Jack shifted into drive and studied their progress in tenth-mile increments on the odometer, the landscape scrolling by so slowly.

At one mile, the needle had almost touched the red again, and smoke was coming out of the engine, the wind driving it up the hood and into the car.

Jack stopped, turned off the engine.

So this became the architecture of their day.

Drive one mile.

Overheat.

Wait two hours.

Drive another mile.

Overheat.

Rinse.

Repeat.

In the late afternoon, they were stopped again at the edge of a gentle depression. The hood raised. No wind. White smoke coiling up into the sky. Dee sat in the front passenger seat, dozing. Jack lay with his children in the cool, soft grass, staring into the sky. Cole was snuggled up against his chest, the boy asleep.

“How far are we?” Naomi asked.

“Two, three miles.”

“You really think there are camps across the border?”

“Won’t know until we get there.”

“What if there aren’t? What if it’s no different on the other side? It’s just an imaginary line, right?”

“Na, somewhere north of here, we’ll come to a place where we don’t have to run anymore, and we’ll drive or walk or crawl until we get there.”

She moved closer, her head against his shoulder.

“We’re almost there, aren’t we, Daddy?”

Behind them, something chinked against the side of the Jeep.

“Almost, angel.”

A shot rang out across the prairie. Long ways off.

Jack sat up.

The echo going on and on.

“Was that a gun?” Naomi asked.

“I think so.”

Jack glanced back at the Jeep. Because of its dark color, he didn’t notice the bullethole right away, but he did see that Dee was awake, sitting up now.

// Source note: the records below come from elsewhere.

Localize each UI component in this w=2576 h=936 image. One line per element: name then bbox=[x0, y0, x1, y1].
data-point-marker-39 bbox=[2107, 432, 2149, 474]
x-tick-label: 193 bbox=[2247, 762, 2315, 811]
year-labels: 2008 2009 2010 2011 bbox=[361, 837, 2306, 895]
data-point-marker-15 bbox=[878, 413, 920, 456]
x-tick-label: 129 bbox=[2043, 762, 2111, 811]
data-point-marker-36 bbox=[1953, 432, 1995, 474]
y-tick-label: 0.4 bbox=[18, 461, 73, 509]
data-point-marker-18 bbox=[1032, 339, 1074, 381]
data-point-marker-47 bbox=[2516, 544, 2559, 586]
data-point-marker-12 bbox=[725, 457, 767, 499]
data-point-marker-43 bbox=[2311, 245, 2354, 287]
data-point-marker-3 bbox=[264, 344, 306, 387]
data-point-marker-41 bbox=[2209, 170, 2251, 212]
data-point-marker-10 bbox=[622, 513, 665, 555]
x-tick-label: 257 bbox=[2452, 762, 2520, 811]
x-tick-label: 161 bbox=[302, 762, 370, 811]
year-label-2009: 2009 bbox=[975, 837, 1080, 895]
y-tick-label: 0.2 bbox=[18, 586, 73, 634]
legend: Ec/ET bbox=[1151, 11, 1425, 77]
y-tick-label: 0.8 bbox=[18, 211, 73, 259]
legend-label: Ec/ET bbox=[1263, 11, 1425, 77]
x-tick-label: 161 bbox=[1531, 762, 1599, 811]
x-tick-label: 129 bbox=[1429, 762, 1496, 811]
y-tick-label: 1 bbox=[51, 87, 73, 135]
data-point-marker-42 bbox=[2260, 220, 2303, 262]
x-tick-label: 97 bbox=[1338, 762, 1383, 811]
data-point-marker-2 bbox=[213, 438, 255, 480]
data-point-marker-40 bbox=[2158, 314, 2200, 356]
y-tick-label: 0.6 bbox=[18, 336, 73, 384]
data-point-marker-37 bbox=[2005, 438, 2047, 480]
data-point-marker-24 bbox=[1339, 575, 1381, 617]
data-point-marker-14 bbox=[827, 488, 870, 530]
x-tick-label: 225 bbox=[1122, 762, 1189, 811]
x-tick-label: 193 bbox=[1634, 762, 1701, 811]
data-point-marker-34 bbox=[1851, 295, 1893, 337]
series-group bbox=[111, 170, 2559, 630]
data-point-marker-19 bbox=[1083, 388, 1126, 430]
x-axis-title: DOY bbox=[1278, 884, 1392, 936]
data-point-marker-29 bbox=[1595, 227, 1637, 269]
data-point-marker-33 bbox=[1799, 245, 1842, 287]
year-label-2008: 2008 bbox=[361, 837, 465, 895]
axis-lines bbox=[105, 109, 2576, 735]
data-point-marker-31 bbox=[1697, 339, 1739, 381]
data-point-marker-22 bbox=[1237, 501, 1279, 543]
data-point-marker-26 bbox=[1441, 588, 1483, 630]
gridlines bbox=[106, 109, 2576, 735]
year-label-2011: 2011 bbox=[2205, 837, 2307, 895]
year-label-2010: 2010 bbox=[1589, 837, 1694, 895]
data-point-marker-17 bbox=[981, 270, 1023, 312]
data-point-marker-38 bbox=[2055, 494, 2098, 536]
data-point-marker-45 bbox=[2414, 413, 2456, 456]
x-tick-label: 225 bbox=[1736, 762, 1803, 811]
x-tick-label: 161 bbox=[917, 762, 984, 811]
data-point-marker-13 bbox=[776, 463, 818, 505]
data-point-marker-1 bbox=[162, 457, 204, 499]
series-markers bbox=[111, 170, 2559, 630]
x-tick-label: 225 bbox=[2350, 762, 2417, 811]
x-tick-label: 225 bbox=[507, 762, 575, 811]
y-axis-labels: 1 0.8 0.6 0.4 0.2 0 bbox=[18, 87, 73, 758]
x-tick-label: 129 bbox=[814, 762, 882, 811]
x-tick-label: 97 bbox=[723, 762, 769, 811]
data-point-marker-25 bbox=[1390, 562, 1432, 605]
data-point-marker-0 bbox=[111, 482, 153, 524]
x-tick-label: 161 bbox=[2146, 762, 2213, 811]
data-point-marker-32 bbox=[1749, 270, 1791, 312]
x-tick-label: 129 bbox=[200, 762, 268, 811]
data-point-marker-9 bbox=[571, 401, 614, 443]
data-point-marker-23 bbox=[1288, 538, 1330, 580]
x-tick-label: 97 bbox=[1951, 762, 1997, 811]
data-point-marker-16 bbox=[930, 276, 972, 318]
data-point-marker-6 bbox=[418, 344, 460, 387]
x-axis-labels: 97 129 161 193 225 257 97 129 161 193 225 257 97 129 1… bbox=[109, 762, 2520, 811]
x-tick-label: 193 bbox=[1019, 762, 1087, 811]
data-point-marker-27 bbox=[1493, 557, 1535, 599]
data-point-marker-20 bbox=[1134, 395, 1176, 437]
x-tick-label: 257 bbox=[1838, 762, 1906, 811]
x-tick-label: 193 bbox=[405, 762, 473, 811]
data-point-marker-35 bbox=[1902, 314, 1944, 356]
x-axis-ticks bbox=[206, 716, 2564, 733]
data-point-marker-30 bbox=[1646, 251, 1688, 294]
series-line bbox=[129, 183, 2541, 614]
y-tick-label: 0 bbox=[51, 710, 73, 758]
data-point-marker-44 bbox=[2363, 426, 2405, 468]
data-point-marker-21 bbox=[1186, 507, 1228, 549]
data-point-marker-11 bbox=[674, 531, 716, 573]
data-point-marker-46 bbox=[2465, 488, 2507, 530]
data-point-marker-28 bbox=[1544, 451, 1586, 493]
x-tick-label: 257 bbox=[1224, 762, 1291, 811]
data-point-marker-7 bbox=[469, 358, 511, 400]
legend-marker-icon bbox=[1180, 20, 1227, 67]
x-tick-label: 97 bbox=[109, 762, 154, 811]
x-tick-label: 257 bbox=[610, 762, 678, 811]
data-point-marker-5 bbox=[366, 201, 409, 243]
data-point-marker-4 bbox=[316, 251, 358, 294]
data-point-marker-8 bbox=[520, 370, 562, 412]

“Mom’s up,” he said. “Let’s get out of here.”

He got onto his feet and walked to Dee’s door. The reflection of the sky in the windowglass—a gray sheet of clouds.

He pulled open the front passenger door.

Dee was pale, and she was looking up at him with a brand of fear in her eyes he’d only seen twice before. Both times, she’d been in the throes of childbirth. The look had been pure desperation, like she’d committed herself to something she couldn’t bear to finish.